Today I went to a ‘lecture-day’ about Applied Research in Higher Professional Education (Folder praktijkgericht onderzoek in het HBO). The topic is considered relevant because since 2009 it has been put on the agenda of every higher education-institute in the Netherlands. This includes my own institute of Art&Design. I was interested because I find it such an essential aspect of learning, but I also consider it challenging and complex. There were several speakers who shared their thoughts on the subject.
Liset Munnike gave some nice insights:
- Issues that students often run into with applied Research
– the complexity of the process vs the independence of the study
– the transition from; practice-issue to research question
– the transition form research findings to ‘research-product’
– the students ability to write (scientific writing)
2. How to teach teachers to assist students with research:
The first priority should be to teach teachers how to assist students with research. The focus should be on ‘how to assist students’, instead of trying to make teachers good at doing (their own) research. In training teachers the focus should be on what you want to achieve with the students. An important competency for a Research teacher is to be able to contextualize scenario’s/situations for students. Let students see how to connect theory with their ‘local-issue’.
I didn’t like the story of the second speaker very much, but I do think there were some interesting questions by the audience:
– How do teachers asses the students ‘will to research’?
– Are teachers trying to teach research skills, or establish a research-attitude?
– How do we prevent ‘checklists’ to become ‘overdominant’ in research education?
After the guest-speakers we got some samples of ‘best-practices’. Manon Joosten presented her visual ‘research-journey-map’. I liked the idea, but found her concept a bit too strict and confined. The talk of Jochem Naafs appealed a lot more to me. He accepted that not all students have the same skills. He is searching for ways in which students can connect their qualities with research. I have an interest in the following of his topics: Lecture performance, Merging, Poetic Feedback, Comtemplative Dialogue (see DasArts Feedback).I think these can be interesting methods for Illustration students to acquire a deeper understanding in their education.
I also followed a ‘workshop/lecture: Safety & Risk-takin in Research. I liked the topic because I think one of the issues with research is that students can experience it as frightfully personal; (which I can remember from my own studies). I liked how Stijn Bollinger explained that students must do 2 complex things in applied research: 1. make sense of the problem & 2. be able to communicate their sense-making to others. He had also designed an interesting method on how to adress the issues of fear/anxiety with students.

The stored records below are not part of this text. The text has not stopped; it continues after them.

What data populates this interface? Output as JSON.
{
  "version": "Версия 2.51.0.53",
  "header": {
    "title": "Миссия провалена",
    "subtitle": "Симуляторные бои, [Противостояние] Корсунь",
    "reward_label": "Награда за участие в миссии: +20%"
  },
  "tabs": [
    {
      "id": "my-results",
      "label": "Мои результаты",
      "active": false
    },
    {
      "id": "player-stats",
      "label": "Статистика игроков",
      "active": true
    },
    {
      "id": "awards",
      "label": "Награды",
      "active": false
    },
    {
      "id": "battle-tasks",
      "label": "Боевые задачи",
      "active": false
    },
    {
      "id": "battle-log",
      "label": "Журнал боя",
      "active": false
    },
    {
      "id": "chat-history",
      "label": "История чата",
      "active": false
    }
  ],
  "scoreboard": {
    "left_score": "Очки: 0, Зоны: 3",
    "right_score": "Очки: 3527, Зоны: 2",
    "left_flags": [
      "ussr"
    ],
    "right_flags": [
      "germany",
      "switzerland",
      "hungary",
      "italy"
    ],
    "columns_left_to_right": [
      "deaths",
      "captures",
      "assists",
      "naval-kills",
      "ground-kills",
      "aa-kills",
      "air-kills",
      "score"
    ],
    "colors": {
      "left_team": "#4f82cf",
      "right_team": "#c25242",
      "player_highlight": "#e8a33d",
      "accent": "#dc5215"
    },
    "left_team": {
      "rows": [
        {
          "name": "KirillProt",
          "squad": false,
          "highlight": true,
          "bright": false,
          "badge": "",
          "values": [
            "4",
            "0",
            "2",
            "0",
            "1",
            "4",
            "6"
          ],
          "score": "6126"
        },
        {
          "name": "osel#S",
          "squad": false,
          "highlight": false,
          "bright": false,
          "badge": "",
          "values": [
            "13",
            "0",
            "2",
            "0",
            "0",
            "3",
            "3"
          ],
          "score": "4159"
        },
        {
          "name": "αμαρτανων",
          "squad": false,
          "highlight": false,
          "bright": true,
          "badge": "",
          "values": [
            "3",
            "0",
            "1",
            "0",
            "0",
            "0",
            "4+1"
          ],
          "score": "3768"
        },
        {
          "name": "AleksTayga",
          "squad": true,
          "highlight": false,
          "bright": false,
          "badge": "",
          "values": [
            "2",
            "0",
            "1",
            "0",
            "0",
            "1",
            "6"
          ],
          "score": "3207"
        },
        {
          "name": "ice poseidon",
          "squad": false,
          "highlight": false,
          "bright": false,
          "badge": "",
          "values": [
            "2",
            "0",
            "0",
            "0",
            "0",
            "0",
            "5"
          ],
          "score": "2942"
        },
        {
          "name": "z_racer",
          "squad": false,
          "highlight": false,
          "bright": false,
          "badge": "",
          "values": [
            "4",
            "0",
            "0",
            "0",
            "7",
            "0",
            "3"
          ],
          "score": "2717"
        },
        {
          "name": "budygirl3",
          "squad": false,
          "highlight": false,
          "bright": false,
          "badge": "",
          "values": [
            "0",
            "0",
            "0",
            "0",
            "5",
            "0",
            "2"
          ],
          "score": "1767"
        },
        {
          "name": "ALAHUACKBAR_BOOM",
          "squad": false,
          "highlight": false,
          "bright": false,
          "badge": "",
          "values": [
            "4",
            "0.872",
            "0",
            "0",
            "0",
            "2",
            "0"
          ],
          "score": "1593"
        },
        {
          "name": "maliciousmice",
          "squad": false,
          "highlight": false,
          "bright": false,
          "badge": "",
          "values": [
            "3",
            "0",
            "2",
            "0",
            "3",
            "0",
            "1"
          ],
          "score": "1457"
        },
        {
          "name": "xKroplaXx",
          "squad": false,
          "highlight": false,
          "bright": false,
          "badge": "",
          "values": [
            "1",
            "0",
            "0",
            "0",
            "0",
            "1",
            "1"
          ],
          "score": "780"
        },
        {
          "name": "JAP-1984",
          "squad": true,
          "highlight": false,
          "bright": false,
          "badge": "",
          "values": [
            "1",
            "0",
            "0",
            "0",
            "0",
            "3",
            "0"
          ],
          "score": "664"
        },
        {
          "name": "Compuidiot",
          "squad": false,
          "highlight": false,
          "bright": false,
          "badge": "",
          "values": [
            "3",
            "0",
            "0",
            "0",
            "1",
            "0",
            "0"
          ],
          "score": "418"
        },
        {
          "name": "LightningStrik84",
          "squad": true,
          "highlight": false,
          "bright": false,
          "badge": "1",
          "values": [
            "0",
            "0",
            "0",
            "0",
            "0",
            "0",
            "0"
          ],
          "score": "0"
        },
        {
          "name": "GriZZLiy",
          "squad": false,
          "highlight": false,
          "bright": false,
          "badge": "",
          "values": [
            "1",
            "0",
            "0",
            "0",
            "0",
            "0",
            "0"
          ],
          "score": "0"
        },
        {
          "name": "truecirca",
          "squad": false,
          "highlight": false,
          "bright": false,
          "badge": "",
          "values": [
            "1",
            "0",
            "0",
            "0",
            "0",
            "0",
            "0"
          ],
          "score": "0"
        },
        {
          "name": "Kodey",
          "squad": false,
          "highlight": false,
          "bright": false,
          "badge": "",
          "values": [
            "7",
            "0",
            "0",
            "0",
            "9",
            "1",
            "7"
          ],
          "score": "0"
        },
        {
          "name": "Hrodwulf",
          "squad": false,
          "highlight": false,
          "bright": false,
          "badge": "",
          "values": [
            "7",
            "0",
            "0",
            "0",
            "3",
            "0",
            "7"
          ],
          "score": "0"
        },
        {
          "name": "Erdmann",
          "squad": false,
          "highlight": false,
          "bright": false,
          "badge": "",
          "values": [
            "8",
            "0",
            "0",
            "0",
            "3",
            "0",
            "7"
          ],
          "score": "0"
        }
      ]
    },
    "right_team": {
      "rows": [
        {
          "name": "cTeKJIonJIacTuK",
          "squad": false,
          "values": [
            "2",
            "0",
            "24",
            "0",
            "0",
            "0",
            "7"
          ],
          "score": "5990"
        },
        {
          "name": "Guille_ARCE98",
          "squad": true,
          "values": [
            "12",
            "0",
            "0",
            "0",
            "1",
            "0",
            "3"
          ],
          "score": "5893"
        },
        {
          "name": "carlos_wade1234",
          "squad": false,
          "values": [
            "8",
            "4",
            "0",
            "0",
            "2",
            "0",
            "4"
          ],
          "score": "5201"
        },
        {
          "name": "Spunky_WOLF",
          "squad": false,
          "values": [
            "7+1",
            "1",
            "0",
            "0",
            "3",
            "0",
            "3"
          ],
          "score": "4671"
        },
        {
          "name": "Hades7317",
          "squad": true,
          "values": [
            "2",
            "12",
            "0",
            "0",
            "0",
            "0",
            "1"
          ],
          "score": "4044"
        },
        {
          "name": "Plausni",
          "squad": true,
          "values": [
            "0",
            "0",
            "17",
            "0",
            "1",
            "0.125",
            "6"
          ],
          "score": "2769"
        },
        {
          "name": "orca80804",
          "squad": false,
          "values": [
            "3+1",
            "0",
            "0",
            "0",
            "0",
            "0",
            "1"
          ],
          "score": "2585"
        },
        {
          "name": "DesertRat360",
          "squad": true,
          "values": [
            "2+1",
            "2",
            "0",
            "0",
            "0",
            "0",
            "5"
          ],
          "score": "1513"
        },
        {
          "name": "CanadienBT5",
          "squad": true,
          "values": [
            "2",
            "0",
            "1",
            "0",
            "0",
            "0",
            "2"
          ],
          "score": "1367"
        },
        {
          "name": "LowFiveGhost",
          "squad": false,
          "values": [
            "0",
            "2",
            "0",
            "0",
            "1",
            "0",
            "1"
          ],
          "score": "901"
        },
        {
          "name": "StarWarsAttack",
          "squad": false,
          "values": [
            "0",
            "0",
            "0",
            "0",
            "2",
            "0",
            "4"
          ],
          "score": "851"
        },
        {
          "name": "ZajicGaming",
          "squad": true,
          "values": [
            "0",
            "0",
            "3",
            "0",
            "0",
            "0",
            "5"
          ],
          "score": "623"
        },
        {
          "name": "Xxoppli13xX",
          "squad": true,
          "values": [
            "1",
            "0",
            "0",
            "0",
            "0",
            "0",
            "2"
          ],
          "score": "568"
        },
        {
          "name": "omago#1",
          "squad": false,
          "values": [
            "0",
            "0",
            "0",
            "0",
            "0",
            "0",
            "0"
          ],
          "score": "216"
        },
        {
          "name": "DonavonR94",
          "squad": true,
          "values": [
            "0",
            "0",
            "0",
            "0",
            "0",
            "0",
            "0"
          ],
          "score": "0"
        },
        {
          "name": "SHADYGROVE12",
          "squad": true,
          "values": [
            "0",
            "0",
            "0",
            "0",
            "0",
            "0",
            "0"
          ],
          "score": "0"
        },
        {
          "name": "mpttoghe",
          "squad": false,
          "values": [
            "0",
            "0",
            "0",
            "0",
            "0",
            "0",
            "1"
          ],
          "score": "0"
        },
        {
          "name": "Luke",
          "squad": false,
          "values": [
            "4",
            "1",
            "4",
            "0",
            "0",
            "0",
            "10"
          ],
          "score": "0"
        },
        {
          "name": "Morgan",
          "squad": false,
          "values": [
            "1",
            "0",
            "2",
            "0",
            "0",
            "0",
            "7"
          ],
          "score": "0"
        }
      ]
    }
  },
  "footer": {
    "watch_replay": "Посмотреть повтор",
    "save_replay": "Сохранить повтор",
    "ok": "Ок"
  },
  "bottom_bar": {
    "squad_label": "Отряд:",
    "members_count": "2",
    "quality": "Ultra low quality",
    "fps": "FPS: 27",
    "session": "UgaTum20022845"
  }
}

The day was concluded by a decent presentation of Daan Andriessen about the possible role of lectors in higher education. I though he was good because he was very sharp in defining what the discussion was about. He indicated the pro’s and cons of connecting students to research by lectors. He was not a big fan of letting students work on the research of lectors because its such a different form of research.
Enough to contemplate on and discuss with students.